Médaillé d’or aux Jeux de Sotchi et de Pyeongchang, double champion mondial et seul dans sa stratosphère du patinage artistique, le Japonais a remis sa carrière entre les mains de trois entraîneurs depuis qu’il a adopté Toronto en 2012. 

Aux côtés du réputé et ex-patineur Brian Orser et de Tracy Wilson, il y a Briand. Une histoire invraisemblable dans le parcours de ce Montréalais aux racines gaspésiennes et marié à une dame de La Baie. 

«C’est un privilège et j’en suis conscient. Mon père est décédé et j’y pense tous les jours pour le remercier pour tous les bénéfices que j’ai», nous dit l’homme de 57 ans qui réside à Barrie avec sa famille de trois enfants. 

D’abord avec Elvis Stojko  

La carrière de cet entraîneur s’écoule dans la région métropolitaine de Toronto depuis près de 25 ans. Converti au coaching après avoir mis fin à sa carrière de patineur, Briand avait dirigé des clubs en Gaspésie et dans la région de Montréal depuis une douzaine d’années quand il a accepté en 1995 un poste dans la renommée Mariposa School of Skating de Barrie. 
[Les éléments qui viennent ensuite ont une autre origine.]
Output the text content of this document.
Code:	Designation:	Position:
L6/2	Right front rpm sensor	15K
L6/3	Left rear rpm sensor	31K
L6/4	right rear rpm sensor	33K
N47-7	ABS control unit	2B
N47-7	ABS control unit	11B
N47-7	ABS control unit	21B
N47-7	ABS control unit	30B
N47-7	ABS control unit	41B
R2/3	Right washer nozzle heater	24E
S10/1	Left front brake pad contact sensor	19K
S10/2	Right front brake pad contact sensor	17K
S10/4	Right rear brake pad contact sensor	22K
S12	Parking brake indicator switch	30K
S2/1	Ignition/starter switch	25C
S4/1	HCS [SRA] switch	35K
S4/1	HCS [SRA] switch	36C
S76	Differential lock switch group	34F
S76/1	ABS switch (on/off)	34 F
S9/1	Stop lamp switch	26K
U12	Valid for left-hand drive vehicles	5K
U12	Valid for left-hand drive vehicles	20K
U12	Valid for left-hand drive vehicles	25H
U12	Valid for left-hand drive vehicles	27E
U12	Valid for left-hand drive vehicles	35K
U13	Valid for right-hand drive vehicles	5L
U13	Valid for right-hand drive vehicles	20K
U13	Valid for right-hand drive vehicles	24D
Son premier séjour au firmament de son sport s’est réalisé à la suite de ce déménagement. Jusqu’en 2001, il a travaillé notamment auprès de l’as Elvis Stojko, avec qui il a remporté deux titres mondiaux et une médaille d’argent aux Jeux de Nagano. Puis, il est rentré au Québec. 

«Quand Elvis a pris sa retraite, on venait d’avoir un deuxième enfant. Mon épouse et moi, on a donc décidé de retourner vivre au Québec parce qu’on voulait élever nos enfants en français. Aussi parce que ma femme est originaire de La Baie, la plus belle place sur la planète!», raconte celui qui a grandi à Saint-Laurent, mais dont les parents sont originaires de Port-Daniel. 

Ce retour pour lui dans la région de Québec, où il devait se taper «une run de lait» au quotidien dans différents clubs, n’offrait plus les mêmes défis. Ils ont finalement convenu de repartir pour Barrie, où son épouse a repris ses tâches d’enseignante. 

«Avec Elvis, je considérais avoir fait pas mal tout et je me disais que, de toute façon, je n’aurais plus jamais un autre patineur de son calibre», se souvient-il. 

Ensuite, Yuzuru Hanyu 

Pourtant, il avait tort. Plus tard, un peu avant les Jeux de Sotchi, Yuzuru Hanyu débarquera sur son chemin. 

Ghislain Briand avait déjà entrepris de réorienter sa carrière comme conseiller financier quand il a postulé au Toronto Cricket Skating and Curling Club, en septembre 2005, à l’invitation de son ami de longue date Brian Orser. Sa deuxième vie d’entraîneur venait de débuter. 

Yuzuru Hanyu avec Ghislain Briand dans les minutes suivant son titre olympique en 2018. « Par superstition, je n’aime pas porter la médaille de quelqu’un d’autre », avoue l’entraîneur.
Photo AFP
Yuzuru Hanyu avec Ghislain Briand dans les minutes suivant son titre olympique en 2018. « Par superstition, je n’aime pas porter la médaille de quelqu’un d’autre », avoue l’entraîneur.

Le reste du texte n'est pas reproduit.